Registre des actions
La société tient un registre des actions, qui mentionne le nom et l’adresse des propriétaires et des usufruitiers d’actions nominatives. Elle tient ce registre de manière à ce qu’il soit possible d’y accéder en tout temps en Suisse (art. 686, al. 1 CO). Le registre des actions n'a qu'une valeur interne à la société, les inscriptions ne bénéficient pas de la foi publique. Cela signifie que les tiers ne peuvent pas se fier à l'exactitude du registre des actions. En outre, il sert d'aperçu des actionnaires nominatifs, notamment pour prouver la domination suisse d'une société anonyme, ainsi que de répertoire d'adresses.
L’inscription au registre des actions n’a lieu qu’au vu d’une pièce établissant l’acquisition du titre en propriété ou la constitution d’un usufruit (art. 686, al. 2 CO). La société est tenue de porter cette mention sur le titre (art. 686, al. 3 CO). Est considéré comme actionnaire ou usufruitier à l’égard de la société celui qui est inscrit au registre des actions (art. 686, al. 4 CO). Cette disposition est adaptée au cas normal où le registre des actions est dûment tenu. Dans ce cas, l'inscription permet de conclure que la personne inscrite s'est dûment identifiée et que la société a approuvé (si nécessaire) le transfert des actions en sa faveur et que personne d'autre ne l'a remplacé depuis lors. Cette conclusion n'est toutefois pas irréfutable. L'inscription dans un registre des actions généralement tenu de manière régulière ne constitue qu'une présomption qui tombe s'il est démontré que la personne en question a été inscrite en violation de l'art. 685, al. 2 CO ou que, depuis lors, un successeur juridique de cette personne a présenté la pièce d'identité requise par cette disposition et a été accepté (si nécessaire) par la société comme nouvel actionnaire. Dans ses relations avec les actionnaires, la société ne peut s'en tenir qu'à une inscription qui ne peut faire l'objet d'une telle objection (ATF 90 II 164 consid. 3 ; ATF 124 III 350 consid. 2c ; 4A_251/2023 consid. 7.2).
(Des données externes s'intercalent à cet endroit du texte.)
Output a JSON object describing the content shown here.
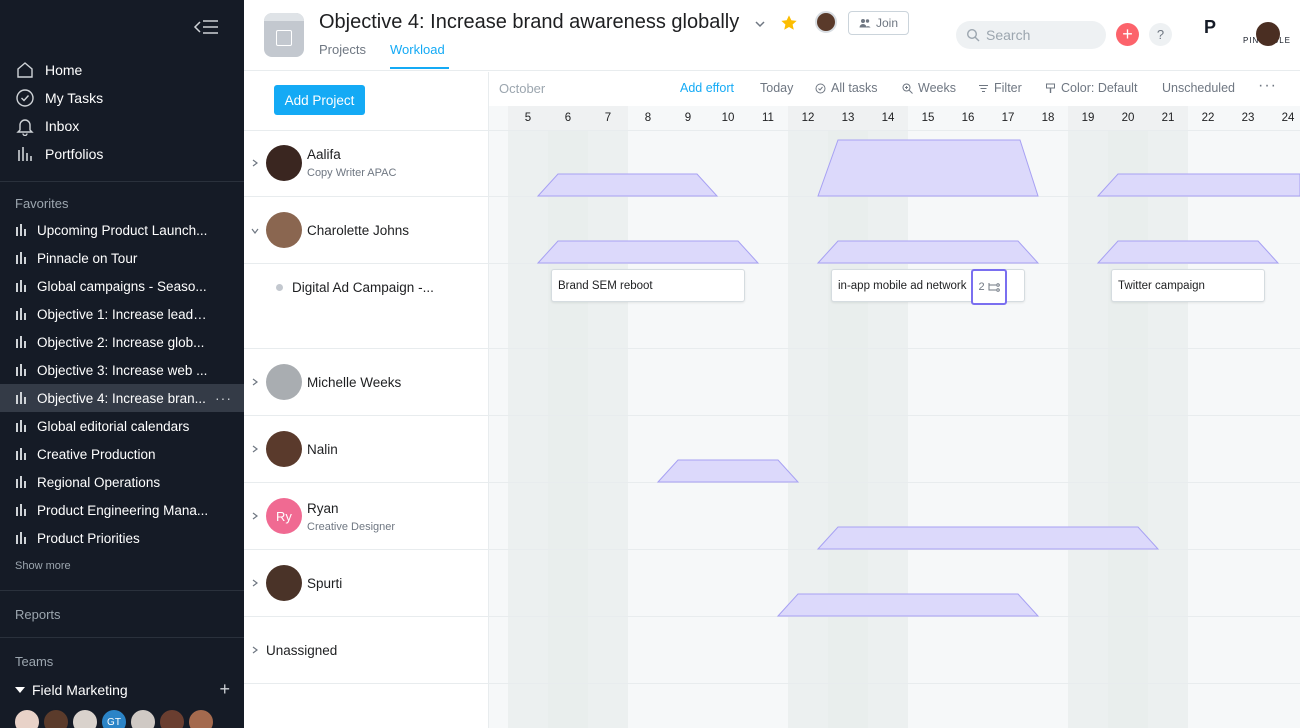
{
  "sidebar": {
    "nav": [
      {
        "label": "Home",
        "icon": "home-icon"
      },
      {
        "label": "My Tasks",
        "icon": "check-circle-icon"
      },
      {
        "label": "Inbox",
        "icon": "bell-icon"
      },
      {
        "label": "Portfolios",
        "icon": "bar-chart-icon"
      }
    ],
    "favorites_title": "Favorites",
    "favorites": [
      "Upcoming Product Launch...",
      "Pinnacle on Tour",
      "Global campaigns - Seaso...",
      "Objective 1: Increase leads...",
      "Objective 2: Increase glob...",
      "Objective 3: Increase web ...",
      "Objective 4: Increase bran...",
      "Global editorial calendars",
      "Creative Production",
      "Regional Operations",
      "Product Engineering Mana...",
      "Product Priorities"
    ],
    "active_favorite": 6,
    "more_dots": "···",
    "show_more": "Show more",
    "reports_title": "Reports",
    "teams_title": "Teams",
    "team_name": "Field Marketing",
    "team_add": "+",
    "team_member_initials": "GT"
  },
  "header": {
    "title": "Objective 4: Increase brand awareness globally",
    "tabs": [
      "Projects",
      "Workload"
    ],
    "active_tab": "Workload",
    "join_label": "Join",
    "search_placeholder": "Search",
    "plus_label": "+",
    "help_label": "?",
    "org_name": "PINNACLE",
    "org_mark": "P",
    "star_color": "#fcbd01",
    "accent_color": "#14aaf5"
  },
  "people_panel": {
    "add_project_label": "Add Project",
    "people": [
      {
        "name": "Aalifa",
        "role": "Copy Writer APAC",
        "expanded": false
      },
      {
        "name": "Charolette Johns",
        "role": "",
        "expanded": true
      },
      {
        "name": "Michelle Weeks",
        "role": "",
        "expanded": false
      },
      {
        "name": "Nalin",
        "role": "",
        "expanded": false
      },
      {
        "name": "Ryan",
        "role": "Creative Designer",
        "expanded": false,
        "initials": "Ry"
      },
      {
        "name": "Spurti",
        "role": "",
        "expanded": false
      }
    ],
    "project_row": "Digital Ad Campaign -...",
    "unassigned_label": "Unassigned"
  },
  "timeline": {
    "month": "October",
    "toolbar": [
      {
        "label": "Add effort",
        "icon": "",
        "accent": true
      },
      {
        "label": "Today",
        "icon": ""
      },
      {
        "label": "All tasks",
        "icon": "check-circle-icon"
      },
      {
        "label": "Weeks",
        "icon": "zoom-icon"
      },
      {
        "label": "Filter",
        "icon": "filter-icon"
      },
      {
        "label": "Color: Default",
        "icon": "paint-icon"
      },
      {
        "label": "Unscheduled",
        "icon": ""
      }
    ],
    "overflow": "···",
    "days": [
      5,
      6,
      7,
      8,
      9,
      10,
      11,
      12,
      13,
      14,
      15,
      16,
      17,
      18,
      19,
      20,
      21,
      22,
      23,
      24
    ],
    "weekend_days": [
      5,
      6,
      12,
      13,
      19,
      20
    ],
    "bar_color": "#dcd9fb",
    "bar_edge_color": "#a7a1f3",
    "tasks": [
      "Brand SEM reboot",
      "in-app mobile ad network",
      "Twitter campaign"
    ],
    "subtask_count": "2"
  }
}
La société peut, après avoir entendu la personne concernée, biffer les inscriptions au registre des actions lorsque celles-ci ont été faites sur la base d’informations fausses données par l’acquéreur. Celui-ci doit en être immédiatement informé (art. 686a CO).
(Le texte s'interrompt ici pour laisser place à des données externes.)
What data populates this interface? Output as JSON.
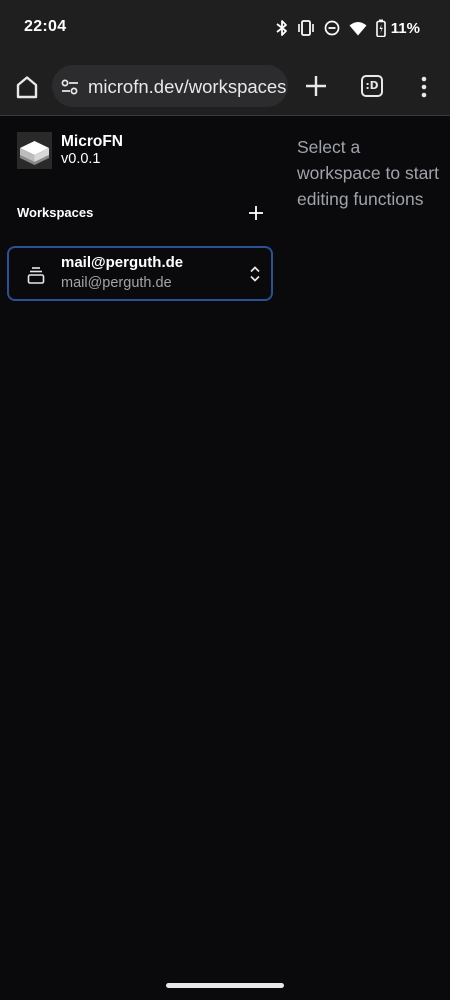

Actions nominatives non entièrement libérées
L’acquéreur d’une action nominative qui n’est pas intégralement libéré répond des versements à l’égard de la société dès qu’il est inscrit sur le registre des actions (art. 687, al. 1 CO). Lorsque le souscripteur aliène son action, il peut être recherché pour le montant non versé si la société est déclarée en faillite dans les deux ans qui suivent son inscription sur le registre du commerce et si l’ayant cause a été déclaré déchu de ses droits d’actionnaire (art. 687, al. 2 CO). L’aliénateur qui n’est pas souscripteur est, dès l’inscription de l’acquéreur sur le registre des actions, délié de l’obligation de faire des versements (art. 687, al. 3 CO). Tant que des actions nominatives ne sont pas libérées à concurrence de leur valeur nominale, le montant versé doit être indiqué sur le titre (art. 687, al. 4 CO).